Single by Engelbert Humperdinck

from the album Engelbert Humperdinck
- B-side: "Café"
- Released: 1969
- Genre: Traditional pop
- Length: 2:50
- Label: Decca F.12957
- Songwriter(s): Bacharach & David
- Producer(s): Peter Sullivan

Engelbert Humperdinck singles chronology
| "The Way It Used to Be" (1969) | "I'm a Better Man" (1969) | "Winter World of Love" (1970) |

= I'm a Better Man =

"I'm a Better Man" was written by Burt Bacharach and Hal David. It was a hit for Engelbert Humperdinck in 1969. It was a follow-up to the previous release, "The Way It Used To Be".

==Background==
The record was released in the United States on Parrot 40040.

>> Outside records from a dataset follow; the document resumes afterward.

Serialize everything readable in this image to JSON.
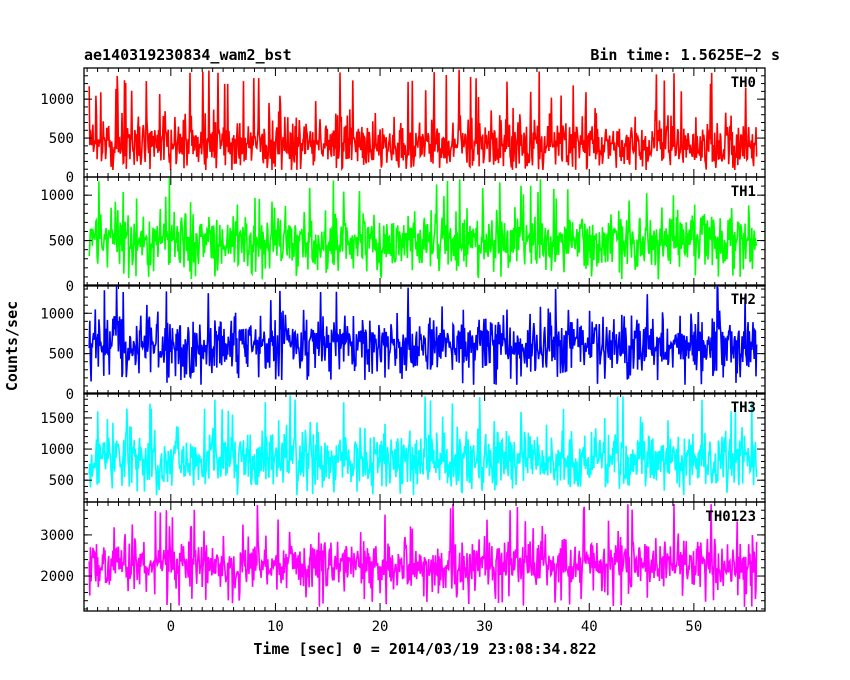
{
  "chart_data": {
    "type": "line",
    "title_left": "ae140319230834_wam2_bst",
    "title_right": "Bin time: 1.5625E−2 s",
    "xlabel": "Time [sec] 0 = 2014/03/19 23:08:34.822",
    "ylabel": "Counts/sec",
    "xlim": [
      -8.3,
      56.8
    ],
    "x_ticks": [
      0,
      10,
      20,
      30,
      40,
      50
    ],
    "x_ticks_minor": 1,
    "series_x_range": [
      -7.8,
      56.0
    ],
    "grid": false,
    "panels": [
      {
        "label": "TH0",
        "color": "#ff0000",
        "ylim": [
          0,
          1400
        ],
        "ticks": [
          0,
          500,
          1000
        ],
        "baseline": 430,
        "spread": 190,
        "floor": 90,
        "top": 1380,
        "seed": 11
      },
      {
        "label": "TH1",
        "color": "#00ff00",
        "ylim": [
          0,
          1200
        ],
        "ticks": [
          0,
          500,
          1000
        ],
        "baseline": 500,
        "spread": 170,
        "floor": 70,
        "top": 1190,
        "seed": 23
      },
      {
        "label": "TH2",
        "color": "#0000ff",
        "ylim": [
          0,
          1350
        ],
        "ticks": [
          0,
          500,
          1000
        ],
        "baseline": 620,
        "spread": 200,
        "floor": 110,
        "top": 1340,
        "seed": 37
      },
      {
        "label": "TH3",
        "color": "#00ffff",
        "ylim": [
          150,
          1900
        ],
        "ticks": [
          500,
          1000,
          1500
        ],
        "baseline": 850,
        "spread": 260,
        "floor": 260,
        "top": 1890,
        "seed": 41
      },
      {
        "label": "TH0123",
        "color": "#ff00ff",
        "ylim": [
          1150,
          3800
        ],
        "ticks": [
          2000,
          3000
        ],
        "baseline": 2300,
        "spread": 330,
        "floor": 1250,
        "top": 3780,
        "seed": 53
      }
    ]
  }
}
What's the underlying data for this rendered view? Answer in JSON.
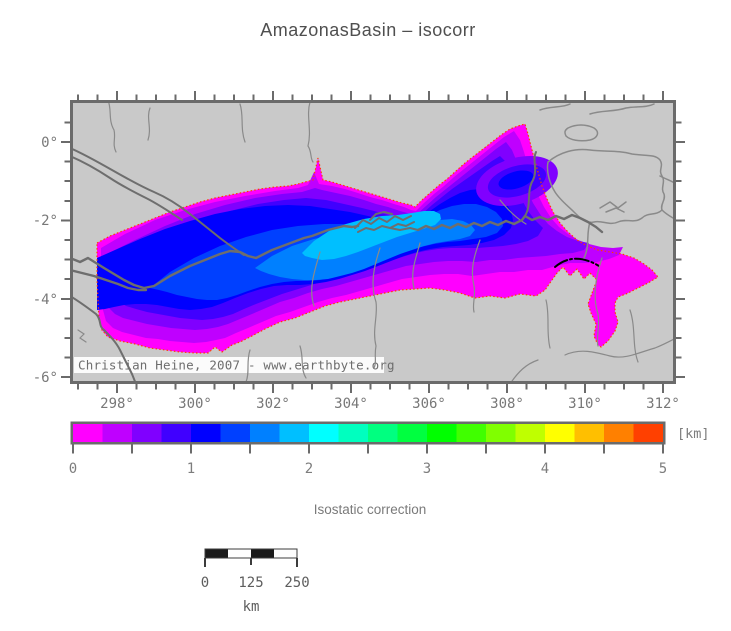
{
  "title": "AmazonasBasin – isocorr",
  "map": {
    "background": "#c9c9c9",
    "frame_color": "#6b6b6b",
    "river_color": "#6e6e6e",
    "thin_river_color": "#8a8a8a",
    "outline_color": "#ff4000",
    "black_contour_color": "#000000",
    "x_tick_labels": [
      "298°",
      "300°",
      "302°",
      "304°",
      "306°",
      "308°",
      "310°",
      "312°"
    ],
    "y_tick_labels": [
      "0°",
      "-2°",
      "-4°",
      "-6°"
    ],
    "attribution": "Christian Heine, 2007 - www.earthbyte.org",
    "band_colors": [
      "#ff00ff",
      "#bf00ff",
      "#8000ff",
      "#4000ff",
      "#0000ff",
      "#0040ff",
      "#0080ff",
      "#00bfff"
    ]
  },
  "colorbar": {
    "colors": [
      "#ff00ff",
      "#bf00ff",
      "#8000ff",
      "#4000ff",
      "#0000ff",
      "#0040ff",
      "#0080ff",
      "#00bfff",
      "#00ffff",
      "#00ffbf",
      "#00ff80",
      "#00ff40",
      "#00ff00",
      "#40ff00",
      "#80ff00",
      "#bfff00",
      "#ffff00",
      "#ffbf00",
      "#ff8000",
      "#ff4000"
    ],
    "tick_labels": [
      "0",
      "1",
      "2",
      "3",
      "4",
      "5"
    ],
    "unit_label": "[km]",
    "caption": "Isostatic correction"
  },
  "scalebar": {
    "tick_labels": [
      "0",
      "125",
      "250"
    ],
    "unit_label": "km"
  },
  "chart_data": {
    "type": "filled_contour_map",
    "title": "AmazonasBasin – isocorr",
    "variable": "Isostatic correction",
    "units": "km",
    "colorbar_range": [
      0,
      5
    ],
    "colorbar_step": 0.25,
    "lon_ticks_deg": [
      298,
      300,
      302,
      304,
      306,
      308,
      310,
      312
    ],
    "lat_ticks_deg": [
      0,
      -2,
      -4,
      -6
    ],
    "contour_levels_visible_km": [
      0,
      0.25,
      0.5,
      0.75,
      1.0,
      1.25,
      1.5,
      1.75,
      2.0
    ],
    "scalebar_km": [
      0,
      125,
      250
    ]
  }
}
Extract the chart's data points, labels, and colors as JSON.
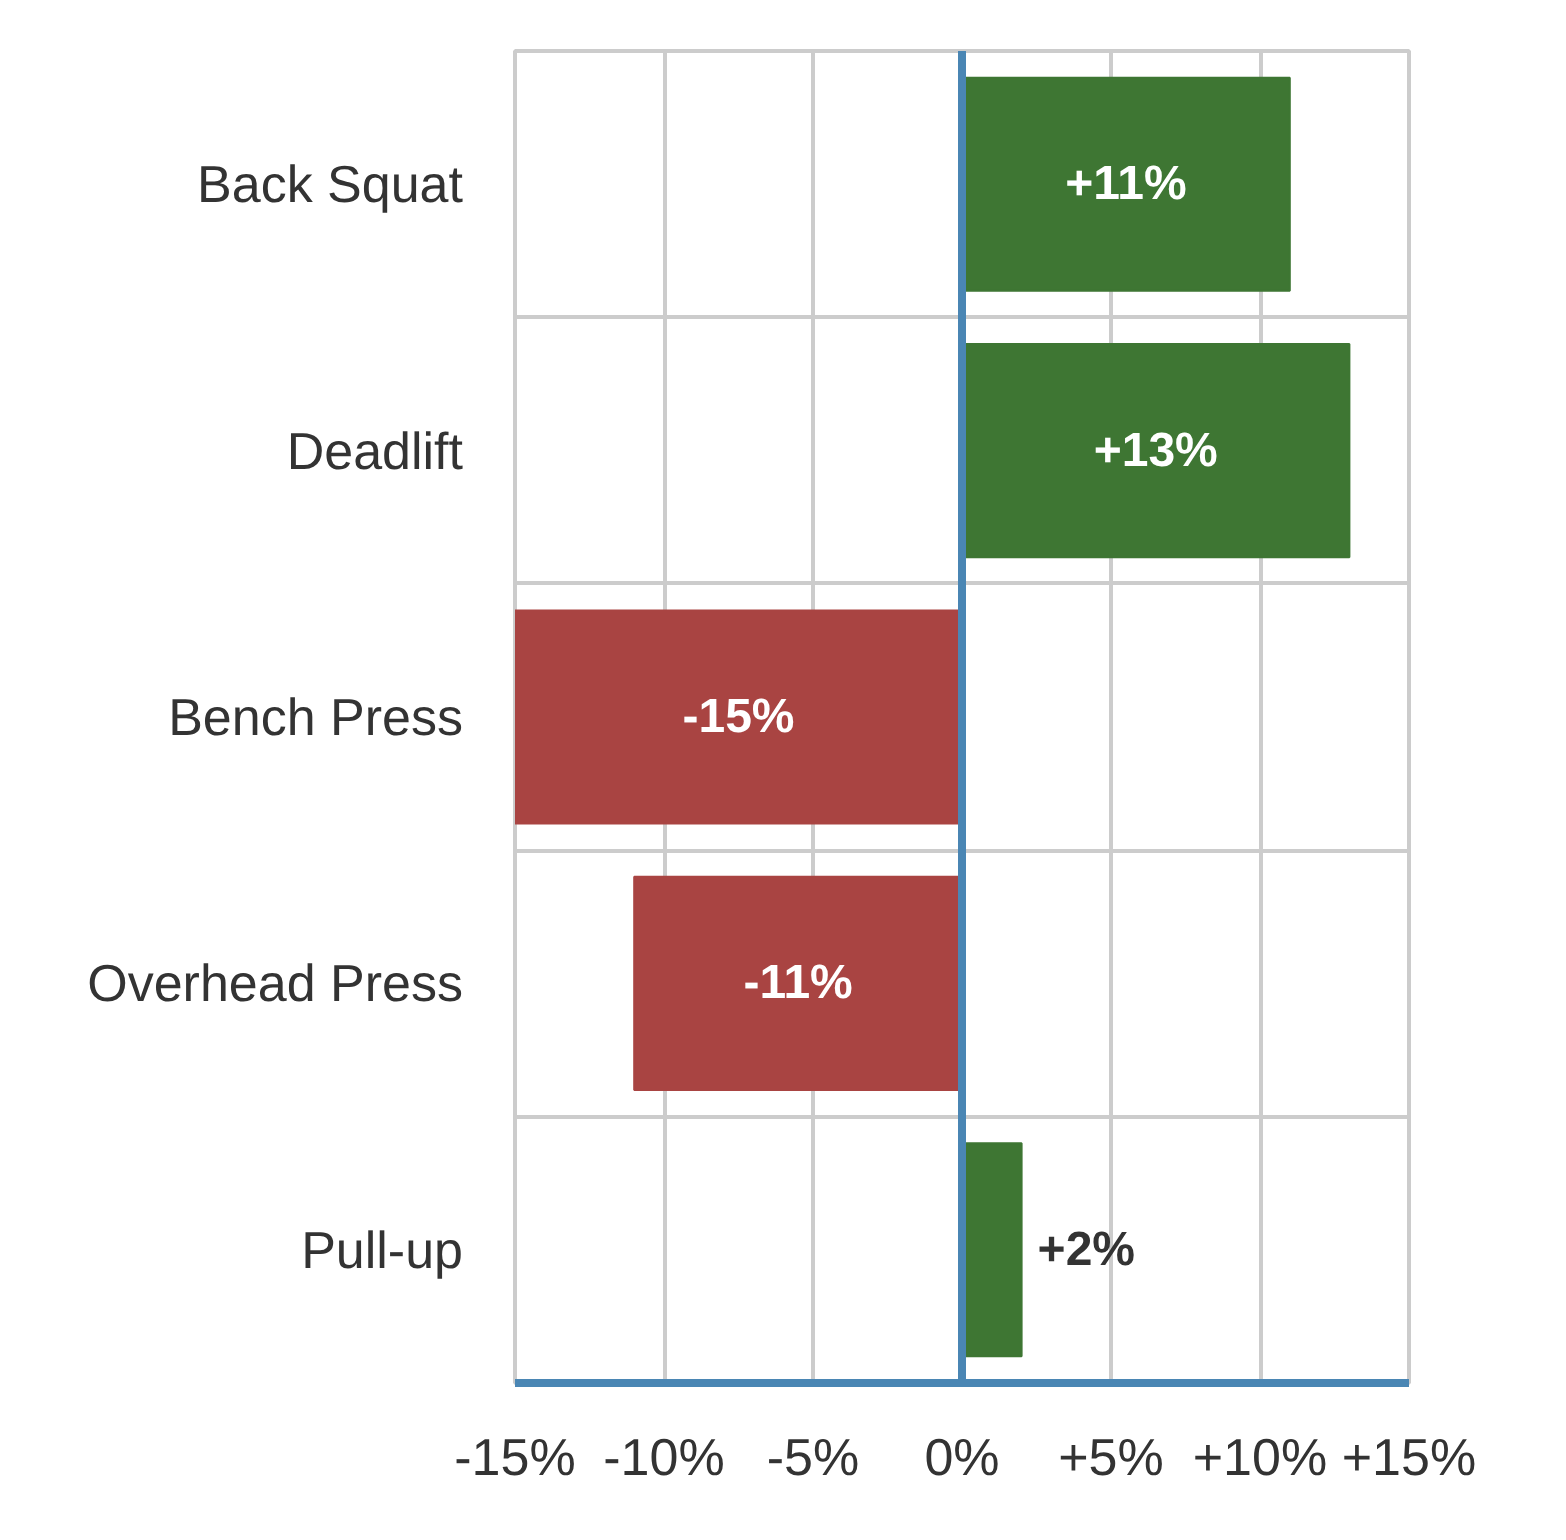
{
  "chart_data": {
    "type": "bar",
    "orientation": "horizontal",
    "categories": [
      "Back Squat",
      "Deadlift",
      "Bench Press",
      "Overhead Press",
      "Pull-up"
    ],
    "values": [
      11,
      13,
      -15,
      -11,
      2
    ],
    "colors": [
      "#3e7633",
      "#3e7633",
      "#a94442",
      "#a94442",
      "#3e7633"
    ],
    "value_labels": [
      "+11%",
      "+13%",
      "-15%",
      "-11%",
      "+2%"
    ],
    "xlim": [
      -15,
      15
    ],
    "xticks": [
      {
        "value": -15,
        "label": "-15%"
      },
      {
        "value": -10,
        "label": "-10%"
      },
      {
        "value": -5,
        "label": "-5%"
      },
      {
        "value": 0,
        "label": "0%"
      },
      {
        "value": 5,
        "label": "+5%"
      },
      {
        "value": 10,
        "label": "+10%"
      },
      {
        "value": 15,
        "label": "+15%"
      }
    ],
    "grid": true,
    "ref_lines": [
      {
        "axis": "x",
        "value": 0,
        "color": "#4a86b4"
      }
    ]
  }
}
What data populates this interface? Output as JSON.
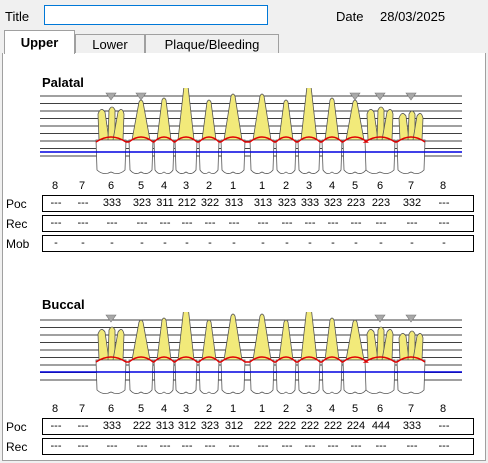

In the 1980s, the song ended up on an Engelbert compilation Release Me which included other songs such as "Release Me", "There Goes My Everything" and "The Last Waltz".

==Chart performance==
On August 9, 1969, the record reached No. 15 on the UK Singles Chart.

On September 27, 1969, the record peaked at No. 38 on the Billboard Hot 100, and it spent a total of seven weeks on the chart. It also peaked at No. 6 on Billboards Easy Listening chart.